Unemployment in the UK has continued to fall and a record 31million people are in now work, according to the final labour market figures before the General Election.

The jobless total fell by 76,000 to 1.84m in the quarter to February, the lowest for almost seven years, data from the Office for National Statistics (ONS) revealed today.

And the narrower count of those people eligible to claim the Jobseeker’s Allowance fell by 20,700 in March to 772,400 – the 29th consecutive monthly decline – with Suffolk and north Essex following the downward trend.

The number of people in work topped 31m in the three months to February representing an increase of more than 500,000 over the past year, the highest total since records began in 1971.

The UK’s unemployment rate is now 5.6%, compared with 6.9% a year ago and 7.9% in May 2010, when the last General Election was held.

Long-term unemployment, those out of work for at least a year, fell by 188,000 to 623,000 in the three months to February while youth unemployment, covering 16- to 24-year-olds, fell by 22,000 to 742,000.

However, the number of people in part-time jobs but wanting full-time work rose by 29,000 compared with the previous quarter to 1.3m. Self-employment was littled changed at 4.5m.

Meanwhile, average earnings increased by 1.7% in the year to February, 0.2% down on the previous month.

There were double-figure falls in the Jobseeker’s Allowance claimant count across Suffolk. The largest reductions, cutting the local unemployment rate by 0.1 of a percentage point in each case, were in Babergh, down 34 to 460 (representinig a rate of 0.9%), Forest Heath, down 30 to 333 (0.8%), St Edmundsbury, down 65 to 723 (1.1%), and Waveney, down 75 to 1,339 (2.0%).

Smaller falls, relative to the size of the local workforce, left jobless rates unchanged in Ipswich, down 60 to 2,058 (2.4%), Mid Suffolk, down 32 to 507 (0.9%), and Suffolk Coastal, down 10 to 494 (0.7%).

It was a similar picture in north and mid Essex where Chelmsford led the way with a fall of 116 to 1,435, cutting the rate by 0.1% to 1.3%.

Double digit falls also cut the rate by 0.1% in Braintree, down 42 to 1,234 (1.3%), Colchester, down 14 to 1,427 (1.2%), Maldon, down 22 to 428 (1.1%), and Tendring, down 90 to 2,112 (2.8%). In Maldon, a fall of 13 to 312 left the rate unchanged at 0.6%.

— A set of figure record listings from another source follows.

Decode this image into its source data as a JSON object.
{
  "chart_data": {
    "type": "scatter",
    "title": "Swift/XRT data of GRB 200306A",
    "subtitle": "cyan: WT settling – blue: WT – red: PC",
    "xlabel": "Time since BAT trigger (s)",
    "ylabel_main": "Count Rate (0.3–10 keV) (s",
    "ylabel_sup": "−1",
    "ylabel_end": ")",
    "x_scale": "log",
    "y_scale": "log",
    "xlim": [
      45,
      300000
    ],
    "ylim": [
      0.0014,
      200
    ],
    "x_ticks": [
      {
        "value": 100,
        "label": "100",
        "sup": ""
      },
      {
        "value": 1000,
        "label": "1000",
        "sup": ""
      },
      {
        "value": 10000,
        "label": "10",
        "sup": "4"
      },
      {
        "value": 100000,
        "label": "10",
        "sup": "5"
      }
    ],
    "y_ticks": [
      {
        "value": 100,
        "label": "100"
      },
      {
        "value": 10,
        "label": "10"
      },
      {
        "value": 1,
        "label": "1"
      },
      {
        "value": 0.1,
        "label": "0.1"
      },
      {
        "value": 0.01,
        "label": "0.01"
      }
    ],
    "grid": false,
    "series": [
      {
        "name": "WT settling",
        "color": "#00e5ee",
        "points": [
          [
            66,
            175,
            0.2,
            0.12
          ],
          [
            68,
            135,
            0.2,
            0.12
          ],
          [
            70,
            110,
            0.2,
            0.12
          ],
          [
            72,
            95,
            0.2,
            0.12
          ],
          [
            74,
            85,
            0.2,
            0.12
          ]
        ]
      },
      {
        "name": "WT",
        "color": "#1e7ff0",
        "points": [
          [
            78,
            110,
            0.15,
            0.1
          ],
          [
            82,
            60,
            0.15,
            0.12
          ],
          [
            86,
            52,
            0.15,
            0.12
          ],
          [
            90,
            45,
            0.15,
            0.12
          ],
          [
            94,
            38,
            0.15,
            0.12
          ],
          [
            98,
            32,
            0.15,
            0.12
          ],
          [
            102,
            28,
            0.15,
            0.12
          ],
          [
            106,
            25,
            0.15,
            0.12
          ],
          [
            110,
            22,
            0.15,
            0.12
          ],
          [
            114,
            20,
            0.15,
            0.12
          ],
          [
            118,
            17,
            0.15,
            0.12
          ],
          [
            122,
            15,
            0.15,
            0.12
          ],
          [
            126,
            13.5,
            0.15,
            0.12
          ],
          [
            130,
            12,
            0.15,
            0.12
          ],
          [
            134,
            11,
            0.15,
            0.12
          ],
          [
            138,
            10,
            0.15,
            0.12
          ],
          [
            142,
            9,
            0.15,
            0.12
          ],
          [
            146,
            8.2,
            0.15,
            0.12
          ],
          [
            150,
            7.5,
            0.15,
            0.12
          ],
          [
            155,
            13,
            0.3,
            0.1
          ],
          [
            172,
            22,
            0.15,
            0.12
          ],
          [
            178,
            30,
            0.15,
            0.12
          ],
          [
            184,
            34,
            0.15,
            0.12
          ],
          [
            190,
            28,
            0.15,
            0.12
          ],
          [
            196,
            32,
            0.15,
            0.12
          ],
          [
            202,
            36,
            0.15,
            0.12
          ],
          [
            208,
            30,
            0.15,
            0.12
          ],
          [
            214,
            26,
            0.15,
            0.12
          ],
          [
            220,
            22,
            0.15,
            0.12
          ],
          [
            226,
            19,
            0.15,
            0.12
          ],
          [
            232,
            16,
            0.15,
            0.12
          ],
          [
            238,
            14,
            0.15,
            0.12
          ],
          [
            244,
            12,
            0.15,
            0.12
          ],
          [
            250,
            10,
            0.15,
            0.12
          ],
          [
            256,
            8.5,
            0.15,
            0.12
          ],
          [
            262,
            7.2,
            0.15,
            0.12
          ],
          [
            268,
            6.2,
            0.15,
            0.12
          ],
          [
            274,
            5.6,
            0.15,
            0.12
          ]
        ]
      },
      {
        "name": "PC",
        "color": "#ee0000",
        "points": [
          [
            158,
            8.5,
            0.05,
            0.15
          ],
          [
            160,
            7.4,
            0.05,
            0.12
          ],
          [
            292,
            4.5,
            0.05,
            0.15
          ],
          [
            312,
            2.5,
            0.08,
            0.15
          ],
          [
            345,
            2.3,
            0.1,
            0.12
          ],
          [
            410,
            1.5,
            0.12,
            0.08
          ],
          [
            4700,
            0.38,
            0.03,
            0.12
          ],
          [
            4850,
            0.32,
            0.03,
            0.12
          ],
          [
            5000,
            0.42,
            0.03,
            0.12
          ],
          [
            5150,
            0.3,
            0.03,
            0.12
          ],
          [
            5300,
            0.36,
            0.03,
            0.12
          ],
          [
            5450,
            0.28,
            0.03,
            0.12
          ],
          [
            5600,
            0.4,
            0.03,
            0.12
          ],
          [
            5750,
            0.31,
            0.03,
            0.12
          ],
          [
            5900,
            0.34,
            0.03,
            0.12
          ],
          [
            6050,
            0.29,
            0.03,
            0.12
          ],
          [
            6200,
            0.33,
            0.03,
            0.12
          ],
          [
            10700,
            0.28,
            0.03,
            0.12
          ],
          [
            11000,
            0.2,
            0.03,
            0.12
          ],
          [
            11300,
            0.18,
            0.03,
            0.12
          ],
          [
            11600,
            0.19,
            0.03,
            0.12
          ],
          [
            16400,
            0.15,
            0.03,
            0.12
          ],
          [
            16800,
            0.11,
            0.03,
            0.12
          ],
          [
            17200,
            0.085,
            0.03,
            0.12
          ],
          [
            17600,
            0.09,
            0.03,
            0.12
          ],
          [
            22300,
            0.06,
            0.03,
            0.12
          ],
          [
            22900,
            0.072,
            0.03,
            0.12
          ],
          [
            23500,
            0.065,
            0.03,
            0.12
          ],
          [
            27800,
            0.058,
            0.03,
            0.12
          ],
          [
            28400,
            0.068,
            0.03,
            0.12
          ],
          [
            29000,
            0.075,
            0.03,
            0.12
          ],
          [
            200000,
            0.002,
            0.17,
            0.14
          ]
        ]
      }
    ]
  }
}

Dr John Philpott, director of The Jobs Economist, said: “The quarterly increase of 248,000 in the number of people in work in the UK is remarkably strong. With two-thirds of these additional people employed full-time and almost all employees in permanent jobs this surge indicates real momentum in the ongoing jobs recovery.

“Together with zero price inflation, the jobs boom is helping improve real incomes despite the fact that wage pressure remains subdued.

“However, the rise in employment and real wages continues to mask severe underlying weakness in labour productivity. This will have to improve markedly if the current recovery in living standards is to be sustained into the medium and long term.”